It has been a truism in both secular and Christian culture that “women want romance and men want sex” or “women give sex to get love and men give love to get sex.” I have always HATED these sentiments because, although I know they ring true for many they have NEVER rung true for me. I am, personally, a big fan of love, romance, sex and everything that has to do with marriage and, frankly, I am more the man for it. Beyond my personal experience, however, this message has always seemed inconsistent to what Christian men and women are called to and, as I began learning in college, what the Theology of the Body asserts is true for both women and men.

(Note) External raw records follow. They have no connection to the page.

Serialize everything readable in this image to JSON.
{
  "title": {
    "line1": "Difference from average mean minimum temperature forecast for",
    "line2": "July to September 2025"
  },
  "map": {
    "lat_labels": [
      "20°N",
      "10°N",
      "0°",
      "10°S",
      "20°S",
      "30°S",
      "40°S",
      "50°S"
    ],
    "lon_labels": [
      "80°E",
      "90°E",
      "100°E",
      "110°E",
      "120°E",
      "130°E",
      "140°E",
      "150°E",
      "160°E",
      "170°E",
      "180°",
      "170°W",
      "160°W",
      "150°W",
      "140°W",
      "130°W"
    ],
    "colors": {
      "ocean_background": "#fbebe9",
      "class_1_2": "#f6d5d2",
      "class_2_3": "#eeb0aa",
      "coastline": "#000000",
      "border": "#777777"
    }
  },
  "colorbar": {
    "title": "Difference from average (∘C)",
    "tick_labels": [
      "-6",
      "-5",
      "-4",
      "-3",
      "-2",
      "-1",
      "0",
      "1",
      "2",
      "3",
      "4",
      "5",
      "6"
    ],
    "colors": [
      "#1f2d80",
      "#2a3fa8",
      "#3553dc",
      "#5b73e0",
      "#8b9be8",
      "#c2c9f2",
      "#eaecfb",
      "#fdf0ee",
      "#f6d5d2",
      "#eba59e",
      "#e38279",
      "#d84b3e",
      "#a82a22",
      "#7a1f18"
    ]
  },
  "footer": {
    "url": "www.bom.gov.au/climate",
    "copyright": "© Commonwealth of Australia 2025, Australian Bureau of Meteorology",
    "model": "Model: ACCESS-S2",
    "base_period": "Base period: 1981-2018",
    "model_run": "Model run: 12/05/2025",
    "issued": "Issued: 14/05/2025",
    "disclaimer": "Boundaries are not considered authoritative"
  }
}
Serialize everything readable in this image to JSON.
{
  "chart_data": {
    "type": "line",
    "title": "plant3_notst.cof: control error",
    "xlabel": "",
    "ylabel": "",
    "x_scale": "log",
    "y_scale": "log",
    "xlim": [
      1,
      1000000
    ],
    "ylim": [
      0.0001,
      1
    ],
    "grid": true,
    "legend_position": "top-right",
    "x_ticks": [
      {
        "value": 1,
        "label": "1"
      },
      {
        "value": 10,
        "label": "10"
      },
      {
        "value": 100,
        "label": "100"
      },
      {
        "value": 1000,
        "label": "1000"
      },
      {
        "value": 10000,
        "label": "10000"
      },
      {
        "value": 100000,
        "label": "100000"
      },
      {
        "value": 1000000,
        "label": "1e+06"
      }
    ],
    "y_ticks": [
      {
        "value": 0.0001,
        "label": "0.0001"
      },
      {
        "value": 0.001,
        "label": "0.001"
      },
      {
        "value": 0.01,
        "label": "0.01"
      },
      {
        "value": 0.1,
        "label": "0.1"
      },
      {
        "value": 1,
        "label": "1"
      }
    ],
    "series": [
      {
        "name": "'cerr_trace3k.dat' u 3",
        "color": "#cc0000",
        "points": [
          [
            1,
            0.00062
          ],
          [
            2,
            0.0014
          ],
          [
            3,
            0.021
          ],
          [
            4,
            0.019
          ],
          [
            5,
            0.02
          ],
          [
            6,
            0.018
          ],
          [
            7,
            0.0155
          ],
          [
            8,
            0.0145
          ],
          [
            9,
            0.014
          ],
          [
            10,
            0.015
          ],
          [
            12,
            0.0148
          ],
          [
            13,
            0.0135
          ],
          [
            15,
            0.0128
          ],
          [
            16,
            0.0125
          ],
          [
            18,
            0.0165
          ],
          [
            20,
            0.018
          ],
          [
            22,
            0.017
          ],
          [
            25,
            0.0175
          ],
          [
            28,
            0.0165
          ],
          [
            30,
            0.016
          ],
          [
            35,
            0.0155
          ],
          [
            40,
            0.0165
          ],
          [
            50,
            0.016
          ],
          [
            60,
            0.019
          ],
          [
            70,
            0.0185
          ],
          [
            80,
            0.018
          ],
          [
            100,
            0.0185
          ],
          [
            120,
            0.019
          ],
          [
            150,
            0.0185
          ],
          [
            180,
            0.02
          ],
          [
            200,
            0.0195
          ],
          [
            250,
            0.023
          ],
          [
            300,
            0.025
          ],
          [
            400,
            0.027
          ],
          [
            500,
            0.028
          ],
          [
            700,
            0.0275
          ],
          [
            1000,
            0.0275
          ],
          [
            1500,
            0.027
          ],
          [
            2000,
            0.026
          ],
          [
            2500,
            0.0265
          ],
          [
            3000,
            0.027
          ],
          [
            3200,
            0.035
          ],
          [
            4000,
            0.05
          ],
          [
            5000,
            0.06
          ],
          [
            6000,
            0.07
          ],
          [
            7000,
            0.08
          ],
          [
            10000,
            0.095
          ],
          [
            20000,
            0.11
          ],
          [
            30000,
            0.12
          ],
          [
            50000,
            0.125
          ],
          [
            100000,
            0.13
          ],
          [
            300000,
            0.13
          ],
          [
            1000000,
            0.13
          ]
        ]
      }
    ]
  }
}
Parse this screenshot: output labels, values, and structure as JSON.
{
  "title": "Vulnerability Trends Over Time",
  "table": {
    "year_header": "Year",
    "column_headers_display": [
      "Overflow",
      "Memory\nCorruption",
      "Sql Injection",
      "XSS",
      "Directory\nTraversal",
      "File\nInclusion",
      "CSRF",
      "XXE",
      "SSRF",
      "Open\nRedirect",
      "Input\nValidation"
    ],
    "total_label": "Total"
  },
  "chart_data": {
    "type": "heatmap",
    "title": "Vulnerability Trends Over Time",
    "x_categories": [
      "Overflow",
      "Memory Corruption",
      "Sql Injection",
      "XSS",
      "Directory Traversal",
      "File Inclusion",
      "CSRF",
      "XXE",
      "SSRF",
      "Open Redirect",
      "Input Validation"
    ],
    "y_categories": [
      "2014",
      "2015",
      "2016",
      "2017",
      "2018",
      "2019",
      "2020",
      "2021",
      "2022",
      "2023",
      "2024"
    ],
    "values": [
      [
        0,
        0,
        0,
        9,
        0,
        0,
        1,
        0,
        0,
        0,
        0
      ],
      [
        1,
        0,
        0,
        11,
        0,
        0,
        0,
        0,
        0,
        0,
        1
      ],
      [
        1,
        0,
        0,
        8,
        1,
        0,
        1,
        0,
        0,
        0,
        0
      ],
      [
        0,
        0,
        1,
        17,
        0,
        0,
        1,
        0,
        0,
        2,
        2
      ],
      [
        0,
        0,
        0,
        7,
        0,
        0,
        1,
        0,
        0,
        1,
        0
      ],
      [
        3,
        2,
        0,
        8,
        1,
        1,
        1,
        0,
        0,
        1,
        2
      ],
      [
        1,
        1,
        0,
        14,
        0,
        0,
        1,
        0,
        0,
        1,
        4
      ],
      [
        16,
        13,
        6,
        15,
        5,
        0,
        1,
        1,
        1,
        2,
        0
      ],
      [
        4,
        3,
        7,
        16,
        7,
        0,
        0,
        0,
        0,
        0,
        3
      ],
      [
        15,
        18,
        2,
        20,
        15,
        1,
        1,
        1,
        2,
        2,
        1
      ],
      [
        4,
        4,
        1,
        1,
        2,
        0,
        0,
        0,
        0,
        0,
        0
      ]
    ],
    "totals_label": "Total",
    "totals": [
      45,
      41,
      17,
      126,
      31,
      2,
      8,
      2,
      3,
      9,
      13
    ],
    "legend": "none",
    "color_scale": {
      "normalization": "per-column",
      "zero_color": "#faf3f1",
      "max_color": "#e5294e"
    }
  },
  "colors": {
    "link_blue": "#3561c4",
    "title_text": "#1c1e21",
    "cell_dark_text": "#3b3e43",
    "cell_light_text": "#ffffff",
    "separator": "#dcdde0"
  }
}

The idea that men primarily want sex and men primarily want romance casts all men as predators and all women as frigid and suggests that there is something wrong with a woman who enjoys her sexuality or a man who has a romantic soul. This has always struck me as deeply offensive to the Christian anthropological view. God is a passionate God who seeks nuptial union with us. The Song of Songs demonstrates how God pursues us with an enviable passion. Our Christian mystical tradition sings of the romantic feelings God’s love inspires in both men and women. We are made in God’s image and likeness. It would only be fitting that Christian men and women would be able to respond to each other and to God’s invitation to union with as much joy and fervor as they are both capable of expressing. I have no doubt that men and women express their romantic and sexual love in different and complementary ways but it is difficult for me to imagine how a couple can achieve the heights to which they are called by the Sacrament of Matrimony if one partner is forced to drag the other along in sex, romance, or both. Why would God play such a cruel trick? The answer, of course, is that he wouldn’t. Catholic theology has argued this for quite some time now–especially as articulated through the Theology of the Body. Now science is giving greater weight to those claims.

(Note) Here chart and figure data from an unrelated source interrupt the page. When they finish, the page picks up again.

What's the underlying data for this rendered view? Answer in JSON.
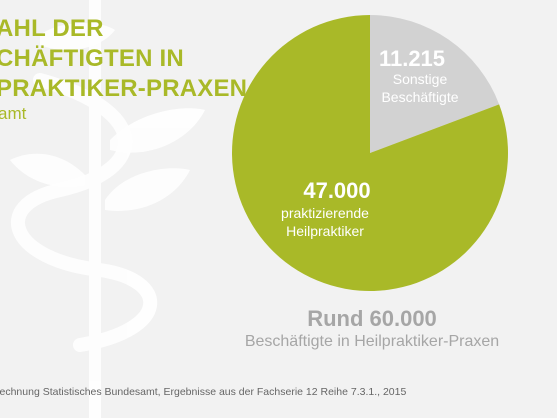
{
  "title_lines": [
    "AHL DER",
    "CHÄFTIGTEN IN",
    "PRAKTIKER-PRAXEN"
  ],
  "subtitle": "amt",
  "summary": {
    "value": "Rund 60.000",
    "label": "Beschäftigte in Heilpraktiker-Praxen"
  },
  "footer": "rechnung Statistisches Bundesamt, Ergebnisse aus der Fachserie 12 Reihe 7.3.1., 2015",
  "colors": {
    "green": "#a9b928",
    "gray": "#d2d2d2",
    "background": "#f2f2f2",
    "watermark": "#ffffff"
  },
  "chart_data": {
    "type": "pie",
    "slices": [
      {
        "value": 11215,
        "value_label": "11.215",
        "label_lines": [
          "Sonstige",
          "Beschäftigte"
        ],
        "color": "#d2d2d2"
      },
      {
        "value": 47000,
        "value_label": "47.000",
        "label_lines": [
          "praktizierende",
          "Heilpraktiker"
        ],
        "color": "#a9b928"
      }
    ]
  }
}
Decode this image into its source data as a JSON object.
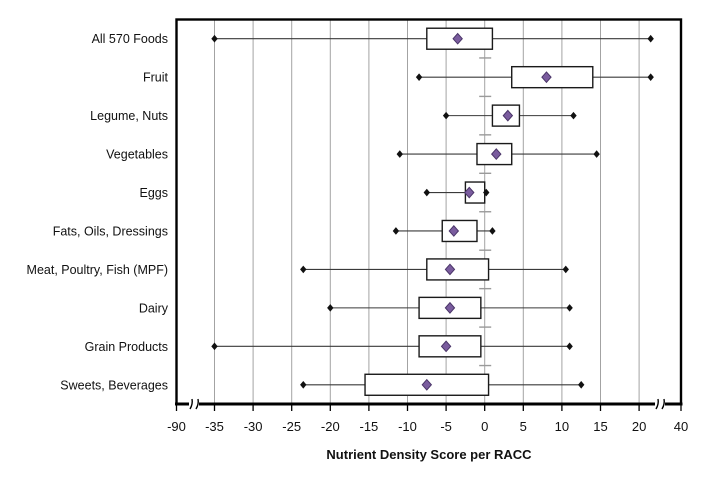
{
  "chart_data": {
    "type": "box",
    "orientation": "horizontal",
    "title": "",
    "xlabel": "Nutrient Density Score per RACC",
    "ylabel": "",
    "x_tick_labels": [
      "-90",
      "-35",
      "-30",
      "-25",
      "-20",
      "-15",
      "-10",
      "-5",
      "0",
      "5",
      "10",
      "15",
      "20",
      "40"
    ],
    "x_tick_values": [
      -90,
      -35,
      -30,
      -25,
      -20,
      -15,
      -10,
      -5,
      0,
      5,
      10,
      15,
      20,
      40
    ],
    "xlim": [
      -90,
      40
    ],
    "axis_breaks": [
      {
        "between": [
          -90,
          -35
        ]
      },
      {
        "between": [
          20,
          40
        ]
      }
    ],
    "grid": "vertical-major",
    "legend": "none",
    "categories": [
      "All 570 Foods",
      "Fruit",
      "Legume, Nuts",
      "Vegetables",
      "Eggs",
      "Fats, Oils, Dressings",
      "Meat, Poultry, Fish (MPF)",
      "Dairy",
      "Grain Products",
      "Sweets, Beverages"
    ],
    "boxes": [
      {
        "category": "All 570 Foods",
        "whisker_low": -35,
        "q1": -7.5,
        "median": -3.5,
        "q3": 1,
        "whisker_high": 21.5
      },
      {
        "category": "Fruit",
        "whisker_low": -8.5,
        "q1": 3.5,
        "median": 8,
        "q3": 14,
        "whisker_high": 21.5
      },
      {
        "category": "Legume, Nuts",
        "whisker_low": -5,
        "q1": 1,
        "median": 3,
        "q3": 4.5,
        "whisker_high": 11.5
      },
      {
        "category": "Vegetables",
        "whisker_low": -11,
        "q1": -1,
        "median": 1.5,
        "q3": 3.5,
        "whisker_high": 14.5
      },
      {
        "category": "Eggs",
        "whisker_low": -7.5,
        "q1": -2.5,
        "median": -2,
        "q3": 0,
        "whisker_high": 0.2
      },
      {
        "category": "Fats, Oils, Dressings",
        "whisker_low": -11.5,
        "q1": -5.5,
        "median": -4,
        "q3": -1,
        "whisker_high": 1
      },
      {
        "category": "Meat, Poultry, Fish (MPF)",
        "whisker_low": -23.5,
        "q1": -7.5,
        "median": -4.5,
        "q3": 0.5,
        "whisker_high": 10.5
      },
      {
        "category": "Dairy",
        "whisker_low": -20,
        "q1": -8.5,
        "median": -4.5,
        "q3": -0.5,
        "whisker_high": 11
      },
      {
        "category": "Grain Products",
        "whisker_low": -35,
        "q1": -8.5,
        "median": -5,
        "q3": -0.5,
        "whisker_high": 11
      },
      {
        "category": "Sweets, Beverages",
        "whisker_low": -23.5,
        "q1": -15.5,
        "median": -7.5,
        "q3": 0.5,
        "whisker_high": 12.5
      }
    ],
    "colors": {
      "median_diamond_fill": "#7A5C9E",
      "median_diamond_stroke": "#4A3568",
      "whisker_cap": "#111111",
      "box_fill": "#FFFFFF",
      "box_stroke": "#1A1A1A",
      "gridline": "#A3A3A3",
      "axis": "#000000"
    }
  }
}
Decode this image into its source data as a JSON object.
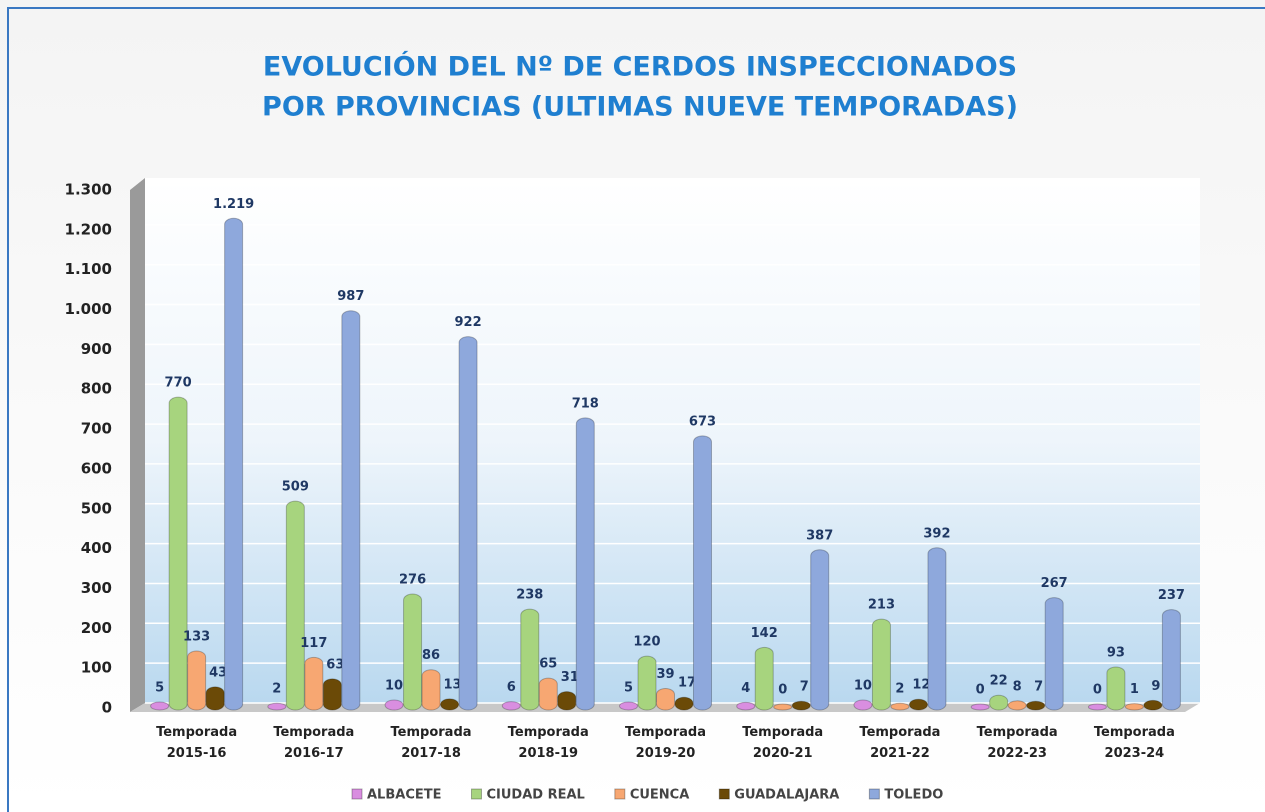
{
  "chart_data": {
    "type": "bar",
    "title_lines": [
      "EVOLUCIÓN DEL Nº DE CERDOS INSPECCIONADOS",
      "POR PROVINCIAS (ULTIMAS NUEVE TEMPORADAS)"
    ],
    "categories": [
      "Temporada 2015-16",
      "Temporada 2016-17",
      "Temporada 2017-18",
      "Temporada 2018-19",
      "Temporada 2019-20",
      "Temporada 2020-21",
      "Temporada 2021-22",
      "Temporada 2022-23",
      "Temporada 2023-24"
    ],
    "series": [
      {
        "name": "ALBACETE",
        "color": "#d98ee0",
        "values": [
          5,
          2,
          10,
          6,
          5,
          4,
          10,
          0,
          0
        ]
      },
      {
        "name": "CIUDAD REAL",
        "color": "#a7d47e",
        "values": [
          770,
          509,
          276,
          238,
          120,
          142,
          213,
          22,
          93
        ]
      },
      {
        "name": "CUENCA",
        "color": "#f7a772",
        "values": [
          133,
          117,
          86,
          65,
          39,
          0,
          2,
          8,
          1
        ]
      },
      {
        "name": "GUADALAJARA",
        "color": "#6b4a07",
        "values": [
          43,
          63,
          13,
          31,
          17,
          7,
          12,
          7,
          9
        ]
      },
      {
        "name": "TOLEDO",
        "color": "#8ea8dc",
        "values": [
          1219,
          987,
          922,
          718,
          673,
          387,
          392,
          267,
          237
        ],
        "value_labels": [
          "1.219",
          "987",
          "922",
          "718",
          "673",
          "387",
          "392",
          "267",
          "237"
        ]
      }
    ],
    "ylim": [
      0,
      1300
    ],
    "yticks": [
      0,
      100,
      200,
      300,
      400,
      500,
      600,
      700,
      800,
      900,
      {
        "value": 1000,
        "label": "1.000"
      },
      {
        "value": 1100,
        "label": "1.100"
      },
      {
        "value": 1200,
        "label": "1.200"
      },
      {
        "value": 1300,
        "label": "1.300"
      }
    ],
    "grid": true
  }
}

This study sought to overcome the difficulties that occur from self-report. When people respond to surveys, they often answer as they think they are supposed to as opposed to how they actually feel. The researchers thought that men and women would feel pressure to conform to the strong stereotyping that exists around male and female attitudes toward intimate relationships, so they developed a way to get past this bias to ascertain how men and women actually felt about sex and romance. They used a test that had participants make snap judgments regarding whether to assign various romantic or sexual words/images to the categories of “pleasant” or “unpleasant.” The design of the study required a quick response that made conscious decision-making difficult if not impossible. Presumably, this forced respondents to reveal their first responses before their judgment and bias could kick in.
What they Found:
What they found was that while women did have a stronger reaction to romantic stimuli both men and women valued romance highly. As for preference for sex, the differences did not manifest between the sexes as much as they did between extraverts and introverts. In general, extroverted males and females have stronger sexual preferences and drives than introverted males or females. That makes sense, since extraverts are just more comfortable expressing themselves in every aspect of life and sexual attitudes and behavior merely represent a concentrated version of the person’s values, personality and behavior as a whole.
There is obviously more work to be done on teasing out the real vs. false differences between man and woman, but I, for one, am excited about the new direction of the research in the field of sex and romance and I look forward to seeing whether or not the differences between men and women in these areas are dynamic and subtle as I believe they are. Early reports would suggest that the answer is “yes.”